The Troublemaker
1951

1953
Director
Gilberto Martínez Solares
Runtime
90 minutes
Average Rating
No ratings yetSynopsis
Mrs. Nínive Cánovas Cannesi (Marshall) comes back from a long tour visiting Europe and not even realizes that her house is being inhabited by two jobless and homeless bandits (Tin Tán and Tun Tún) with master keys who had been living there worry free. They all share the house for a period of time, unknowingly to each other, in a series of well crafted and perfectly timed scenes where Catita and Tin Tán can be in the same room without seeing each other... When Tin Tán notices her presence, poses as the help, intercepting the real employees and sending to the north pole, literally. So now that Catita has them at her service, she can take time for her real goal, the foundation of a House for old people so they can live happy until the day they die, but Tin Tán and Tun Tún keep getting in her way and complicating everything...
Overall Score
Limited
Category Breakdown
LGBTQ+ Representation
The film adheres to conventional mid-century comedic tropes. It focuses on heterosexual courtship and lacks any representation of non-cisnormative identities.
Gender Representation
Nínive displays agency through her philanthropic goals. However, the comedy relies on disrupting domestic order and follows traditional 1950s gendered social expectations.
Racial & Ethnic Diversity
The film features a predominantly Mexican cast, centering a non-Anglo-Saxon narrative. Tin Tan provides a culturally iconic presence of Mexican identity.

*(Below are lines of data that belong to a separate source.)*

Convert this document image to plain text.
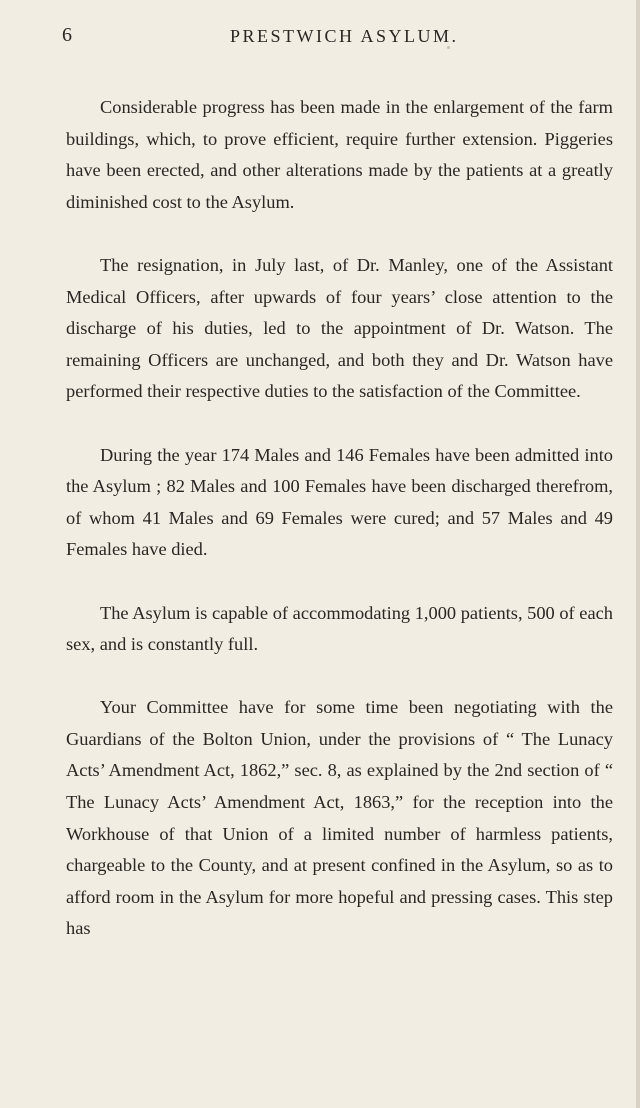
6	PRESTWICH ASYLUM.

Considerable progress has been made in the enlargement of the farm buildings, which, to prove efficient, require further extension. Piggeries have been erected, and other alterations made by the patients at a greatly diminished cost to the Asylum.

The resignation, in July last, of Dr. Manley, one of the Assistant Medical Officers, after upwards of four years’ close attention to the discharge of his duties, led to the appointment of Dr. Watson. The remaining Officers are unchanged, and both they and Dr. Watson have performed their respective duties to the satisfaction of the Committee.

During the year 174 Males and 146 Females have been admitted into the Asylum ; 82 Males and 100 Females have been discharged therefrom, of whom 41 Males and 69 Females were cured; and 57 Males and 49 Females have died.

The Asylum is capable of accommodating 1,000 patients, 500 of each sex, and is constantly full.

Your Committee have for some time been negotiating with the Guardians of the Bolton Union, under the provisions of “ The Lunacy Acts’ Amendment Act, 1862,” sec. 8, as explained by the 2nd section of “ The Lunacy Acts’ Amendment Act, 1863,” for the reception into the Workhouse of that Union of a limited number of harmless patients, chargeable to the County, and at present confined in the Asylum, so as to afford room in the Asylum for more hopeful and pressing cases. This step has
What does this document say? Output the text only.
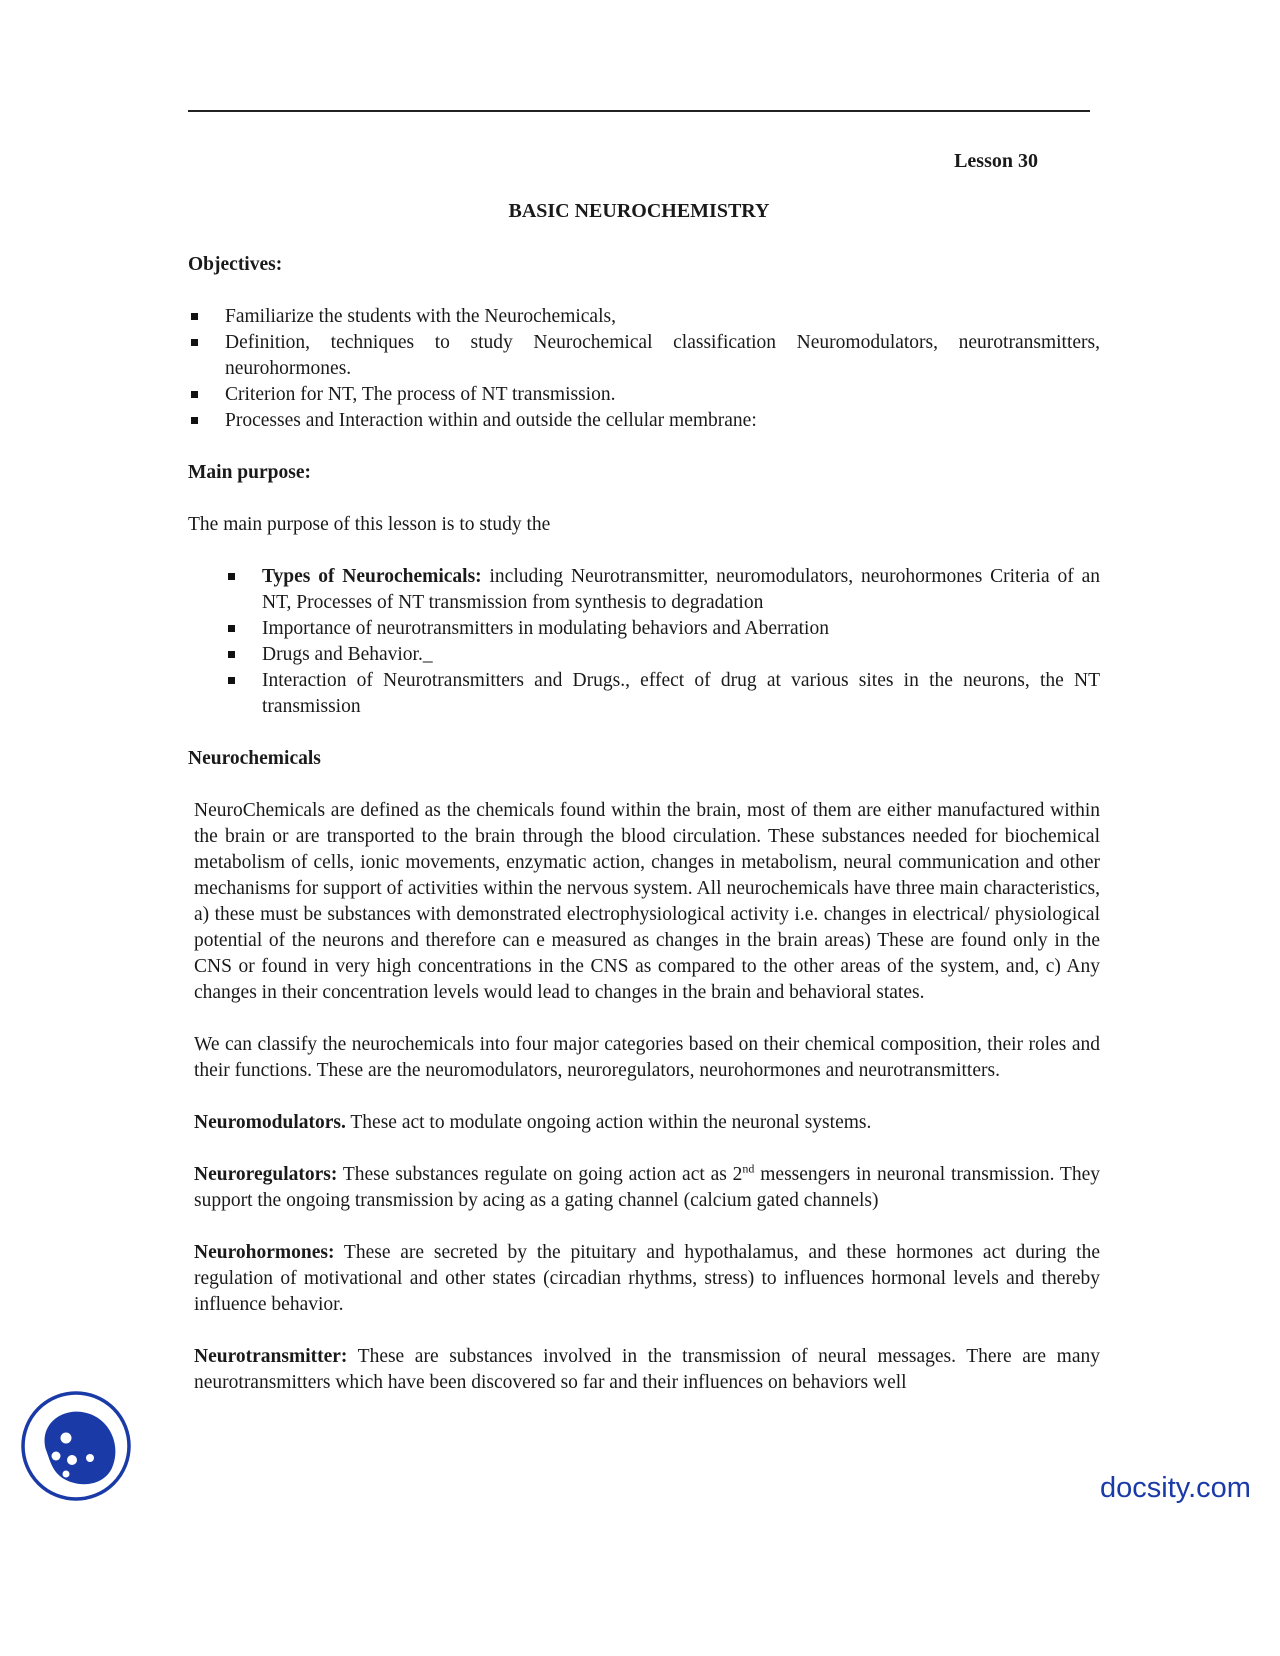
Lesson 30
BASIC NEUROCHEMISTRY
Objectives:
Familiarize the students with the Neurochemicals,
Definition, techniques to study Neurochemical classification Neuromodulators, neurotransmitters, neurohormones.
Criterion for NT, The process of NT transmission.
Processes and Interaction within and outside the cellular membrane:
Main purpose:
The main purpose of this lesson is to study the
Types of Neurochemicals: including Neurotransmitter, neuromodulators, neurohormones Criteria of an NT, Processes of NT transmission from synthesis to degradation
Importance of neurotransmitters in modulating behaviors and Aberration
Drugs and Behavior._
Interaction of Neurotransmitters and Drugs., effect of drug at various sites in the neurons, the NT transmission
Neurochemicals

NeuroChemicals are defined as the chemicals found within the brain, most of them are either manufactured within the brain or are transported to the brain through the blood circulation. These substances needed for biochemical metabolism of cells, ionic movements, enzymatic action, changes in metabolism, neural communication and other mechanisms for support of activities within the nervous system. All neurochemicals have three main characteristics, a) these must be substances with demonstrated electrophysiological activity i.e. changes in electrical/ physiological potential of the neurons and therefore can e measured as changes in the brain areas) These are found only in the CNS or found in very high concentrations in the CNS as compared to the other areas of the system, and, c) Any changes in their concentration levels would lead to changes in the brain and behavioral states.

We can classify the neurochemicals into four major categories based on their chemical composition, their roles and their functions. These are the neuromodulators, neuroregulators, neurohormones and neurotransmitters.

Neuromodulators. These act to modulate ongoing action within the neuronal systems.

Neuroregulators: These substances regulate on going action act as 2nd messengers in neuronal transmission. They support the ongoing transmission by acing as a gating channel (calcium gated channels)

Neurohormones: These are secreted by the pituitary and hypothalamus, and these hormones act during the regulation of motivational and other states (circadian rhythms, stress) to influences hormonal levels and thereby influence behavior.

Neurotransmitter: These are substances involved in the transmission of neural messages. There are many neurotransmitters which have been discovered so far and their influences on behaviors well

docsity.com
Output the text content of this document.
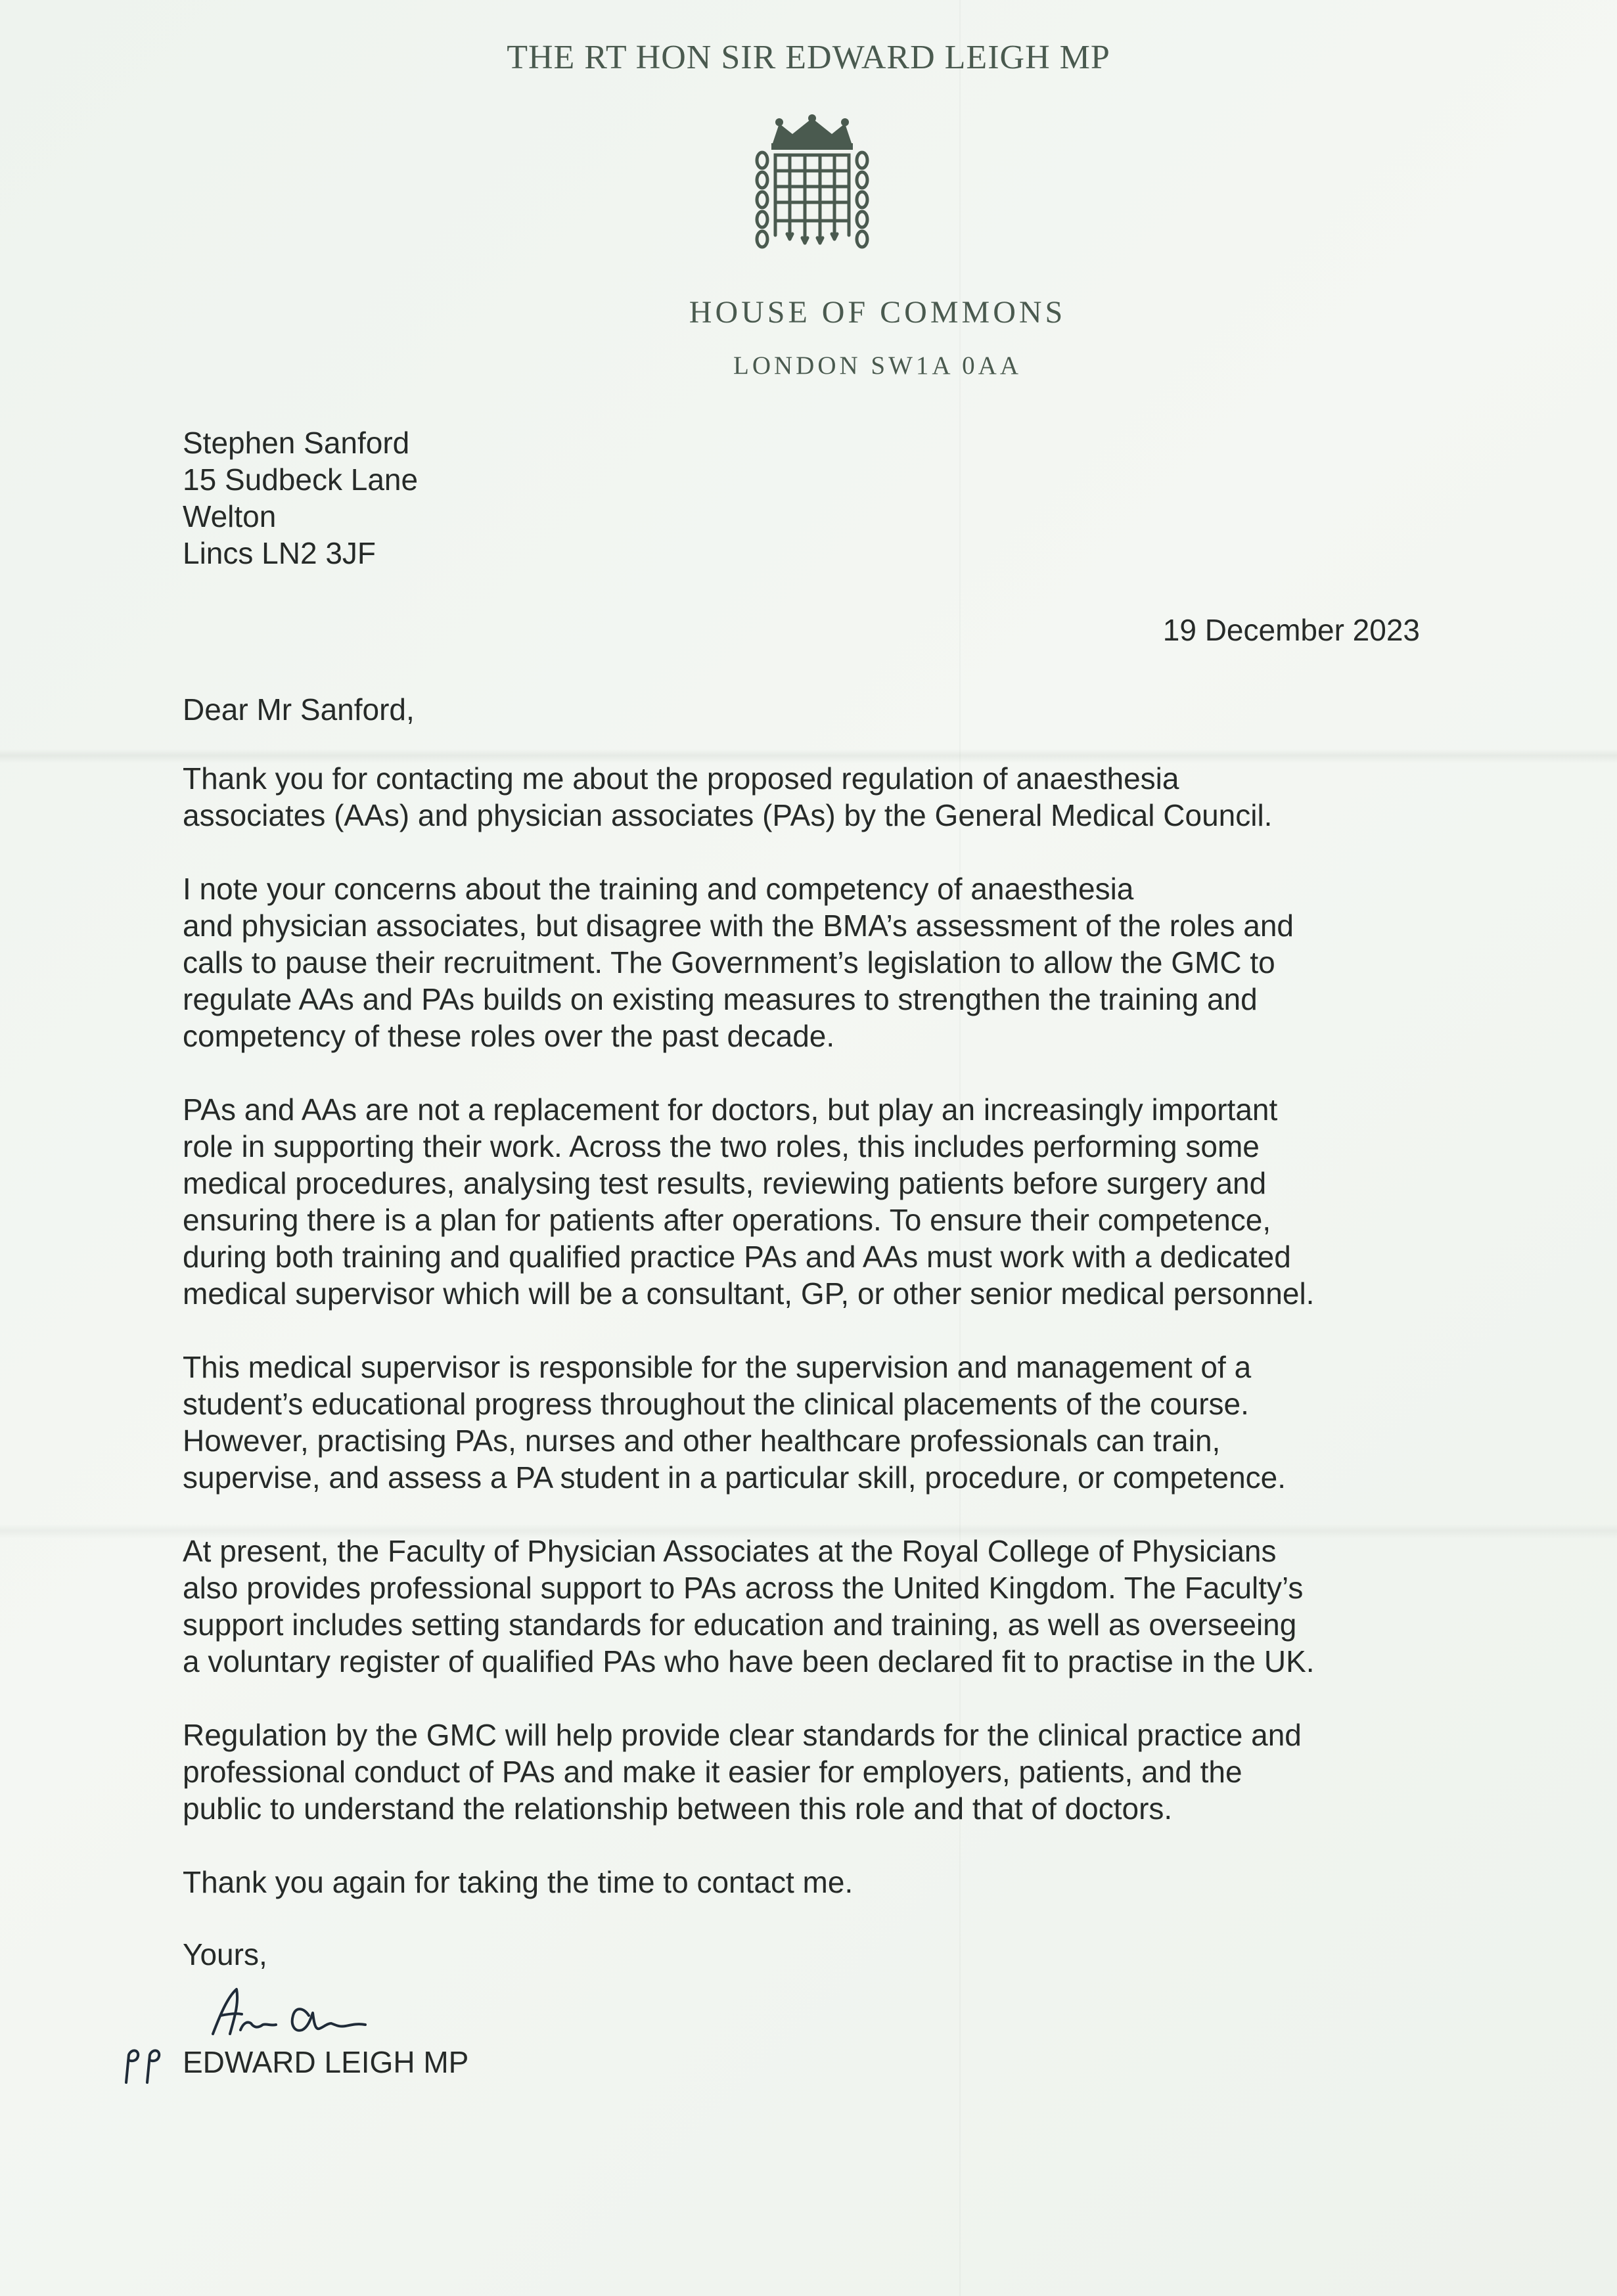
THE RT HON SIR EDWARD LEIGH MP
HOUSE OF COMMONS
LONDON SW1A 0AA
Stephen Sanford
15 Sudbeck Lane
Welton
Lincs LN2 3JF
19 December 2023
Dear Mr Sanford,

Thank you for contacting me about the proposed regulation of anaesthesia
associates (AAs) and physician associates (PAs) by the General Medical Council.

I note your concerns about the training and competency of anaesthesia
and physician associates, but disagree with the BMA’s assessment of the roles and
calls to pause their recruitment. The Government’s legislation to allow the GMC to
regulate AAs and PAs builds on existing measures to strengthen the training and
competency of these roles over the past decade.

PAs and AAs are not a replacement for doctors, but play an increasingly important
role in supporting their work. Across the two roles, this includes performing some
medical procedures, analysing test results, reviewing patients before surgery and
ensuring there is a plan for patients after operations. To ensure their competence,
during both training and qualified practice PAs and AAs must work with a dedicated
medical supervisor which will be a consultant, GP, or other senior medical personnel.

This medical supervisor is responsible for the supervision and management of a
student’s educational progress throughout the clinical placements of the course.
However, practising PAs, nurses and other healthcare professionals can train,
supervise, and assess a PA student in a particular skill, procedure, or competence.

At present, the Faculty of Physician Associates at the Royal College of Physicians
also provides professional support to PAs across the United Kingdom. The Faculty’s
support includes setting standards for education and training, as well as overseeing
a voluntary register of qualified PAs who have been declared fit to practise in the UK.

Regulation by the GMC will help provide clear standards for the clinical practice and
professional conduct of PAs and make it easier for employers, patients, and the
public to understand the relationship between this role and that of doctors.

Thank you again for taking the time to contact me.
Yours,
EDWARD LEIGH MP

Religious & Cultural Diversity
Socioeconomic tensions are explored through class-based comedy. The plot uses philanthropy and communal morality as central themes within its cultural context.
Disability Representation
There is no discernible representation of visible or invisible disabilities. Characters function within standard physical and neurotypical comedic archetypes.
Strengths
Areas for Improvement
AI Analysis
Dios los cría is a quintessential example of mid-century Mexican genre cinema. It provides a culturally specific perspective that avoids the homogeneity of Hollywood productions from the same era. While the film offers a non-Western narrative, it remains tethered to the traditional social hierarchies of the 1950s. The storytelling prioritizes established comedic archetypes over the deconstruction of systemic power dynamics. Ultimately, the work functions as a standard domestic comedy. It operates within the established social norms of its time rather than seeking to subvert them.